Prominent economist Thabi Leoka is under fire following allegations of misrepresenting her qualifications, specifically her purported PhD from the prestigious London School of Economics (LSE). The accusations have raised concerns about the due diligence processes in high-profile director appointments and their potential implications on organizational governance.
Leoka, who formerly served as an economic advisor to President Cyril Ramaphosa, has vehemently denied the claims, asserting that her doctoral qualifications are legitimate. The controversy surfaced after an exposé by a business publication, alleging that her alleged fabrication of qualifications played a role in her removal from the board of Remgro, a company owned by billionaire Johann Rupert.

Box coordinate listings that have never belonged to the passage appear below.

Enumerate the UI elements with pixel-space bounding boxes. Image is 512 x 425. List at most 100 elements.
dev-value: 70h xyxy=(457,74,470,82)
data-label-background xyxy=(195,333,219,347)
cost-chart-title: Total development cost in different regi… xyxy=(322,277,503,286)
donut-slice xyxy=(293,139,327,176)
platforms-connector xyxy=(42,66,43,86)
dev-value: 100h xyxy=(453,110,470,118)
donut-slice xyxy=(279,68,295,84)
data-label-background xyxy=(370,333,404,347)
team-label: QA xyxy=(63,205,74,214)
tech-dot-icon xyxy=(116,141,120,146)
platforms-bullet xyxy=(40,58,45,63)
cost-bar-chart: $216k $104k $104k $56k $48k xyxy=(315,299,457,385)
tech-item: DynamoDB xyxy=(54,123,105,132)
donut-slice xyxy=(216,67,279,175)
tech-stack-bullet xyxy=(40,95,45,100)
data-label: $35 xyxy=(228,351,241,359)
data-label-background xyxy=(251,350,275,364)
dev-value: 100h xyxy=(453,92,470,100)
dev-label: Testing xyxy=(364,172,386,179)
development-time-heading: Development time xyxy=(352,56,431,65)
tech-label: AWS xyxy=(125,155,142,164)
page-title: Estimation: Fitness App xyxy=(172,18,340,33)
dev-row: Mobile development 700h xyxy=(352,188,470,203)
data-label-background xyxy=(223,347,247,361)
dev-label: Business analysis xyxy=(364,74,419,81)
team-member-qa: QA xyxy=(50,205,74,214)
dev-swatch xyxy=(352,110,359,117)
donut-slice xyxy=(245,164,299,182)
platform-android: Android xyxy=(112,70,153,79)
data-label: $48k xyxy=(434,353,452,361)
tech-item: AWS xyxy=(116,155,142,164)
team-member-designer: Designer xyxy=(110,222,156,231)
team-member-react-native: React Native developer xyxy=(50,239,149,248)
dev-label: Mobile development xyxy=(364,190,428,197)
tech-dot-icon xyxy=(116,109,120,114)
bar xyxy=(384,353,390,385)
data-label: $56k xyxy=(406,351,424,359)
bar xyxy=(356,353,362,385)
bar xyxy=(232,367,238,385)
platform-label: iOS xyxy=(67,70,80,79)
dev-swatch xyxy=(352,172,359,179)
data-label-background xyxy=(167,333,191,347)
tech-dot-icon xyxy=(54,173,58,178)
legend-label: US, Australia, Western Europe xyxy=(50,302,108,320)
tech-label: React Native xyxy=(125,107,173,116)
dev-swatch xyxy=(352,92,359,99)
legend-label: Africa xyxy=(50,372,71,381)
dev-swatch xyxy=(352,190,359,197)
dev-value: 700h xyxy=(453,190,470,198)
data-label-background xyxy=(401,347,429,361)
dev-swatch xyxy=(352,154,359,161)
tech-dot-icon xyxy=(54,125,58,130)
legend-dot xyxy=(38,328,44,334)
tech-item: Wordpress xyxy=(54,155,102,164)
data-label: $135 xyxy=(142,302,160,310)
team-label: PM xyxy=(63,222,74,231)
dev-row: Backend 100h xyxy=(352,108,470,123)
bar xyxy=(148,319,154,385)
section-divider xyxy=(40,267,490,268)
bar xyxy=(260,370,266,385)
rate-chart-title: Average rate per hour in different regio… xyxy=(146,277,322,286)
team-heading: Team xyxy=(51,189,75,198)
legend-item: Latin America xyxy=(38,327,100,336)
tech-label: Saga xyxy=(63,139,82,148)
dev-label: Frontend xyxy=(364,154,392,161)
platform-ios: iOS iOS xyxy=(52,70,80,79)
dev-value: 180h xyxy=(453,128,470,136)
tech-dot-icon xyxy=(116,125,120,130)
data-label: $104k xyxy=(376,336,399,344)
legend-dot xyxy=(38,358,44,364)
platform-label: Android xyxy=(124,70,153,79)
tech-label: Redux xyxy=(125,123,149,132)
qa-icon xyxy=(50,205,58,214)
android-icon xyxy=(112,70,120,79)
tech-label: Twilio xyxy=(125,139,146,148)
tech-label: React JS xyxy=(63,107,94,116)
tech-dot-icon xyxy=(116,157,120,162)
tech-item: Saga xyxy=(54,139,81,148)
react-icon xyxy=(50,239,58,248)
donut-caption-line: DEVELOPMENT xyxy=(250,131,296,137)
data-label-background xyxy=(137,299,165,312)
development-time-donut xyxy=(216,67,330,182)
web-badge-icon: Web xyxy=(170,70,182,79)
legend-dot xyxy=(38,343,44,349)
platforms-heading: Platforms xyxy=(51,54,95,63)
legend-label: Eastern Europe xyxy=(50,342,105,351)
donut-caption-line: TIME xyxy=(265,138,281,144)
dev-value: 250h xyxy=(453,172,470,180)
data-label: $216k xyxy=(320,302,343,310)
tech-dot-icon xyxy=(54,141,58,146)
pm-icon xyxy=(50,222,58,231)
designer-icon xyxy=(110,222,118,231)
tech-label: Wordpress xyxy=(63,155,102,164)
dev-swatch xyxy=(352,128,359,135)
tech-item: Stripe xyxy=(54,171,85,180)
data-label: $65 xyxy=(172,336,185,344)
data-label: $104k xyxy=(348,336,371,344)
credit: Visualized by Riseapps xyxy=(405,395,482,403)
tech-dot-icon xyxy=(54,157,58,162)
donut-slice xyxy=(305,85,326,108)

Independent Media reported that Leoka plans to take legal action against “Business Day” for publishing the claims, asserting that her departure from Remgro was due to health-related reasons. In her defense, she pointed out that even the founder of Remgro, Johann Rupert, was a university drop-out, suggesting that additional qualifications beyond a Master’s degree may not necessarily enhance one’s capabilities.
However, the allegations have triggered broader discussions on the importance of thorough vetting and due diligence in director appointments. Professor Parmi Natesan, CEO of the Institute of Directors in South Africa (IoDSA), emphasized the critical role of board composition in the success of an organization. She stated that the governing body should possess an appropriate balance of knowledge, skills, experience, diversity, and independence, in alignment with Principle 7 of King IV.
Natesan stressed the significance of independent investigations into candidates’ backgrounds and verification of their qualifications, as recommended by Ethical Standard 19. Recent reports indicate that several organizations, where Leoka served on the board, failed to vet her qualifications, raising concerns about potential reputational damage and the director’s ability to provide quality input.
The IoDSA advocates for a formal, transparent, and rigorous due diligence process, starting with ensuring that potential directors meet the criteria set by applicable legislation and organizational founding documents. This includes identification, qualification, reference, and even credit checks. The board should also assess a candidate’s knowledge, experience, and a range of professional directorial skills.
Modern-day directorship, Natesan highlighted, requires more than just subject-matter expertise. Personal qualities such as integrity, honesty, curiosity, courage, teamwork, and communication skills are equally vital. Additionally, compatibility with the board’s culture and dynamic, along with a genuine interest in the organization’s goals, should be considered during the vetting process.
Failure to perform this routine vetting of directors, Natesan warned, exposes an organization to the erosion of trust among shareholders, potential investors, and other stakeholders. This, in turn, could impact the organization’s wider governance and its potential for success.
As the controversy surrounding Thabi Leoka unfolds, it raises broader questions about the efficacy of due diligence processes in director appointments. The scandal underscores the need for organizations to reevaluate their vetting procedures, ensuring transparency and accountability in governance practices.
The Thabi Leoka controversy serves as a stark reminder of the critical role directors play in shaping an organization’s trajectory. The scrutiny on qualifications and the personal attributes of directors is likely to intensify, demanding a more robust and comprehensive approach to due diligence in board appointments.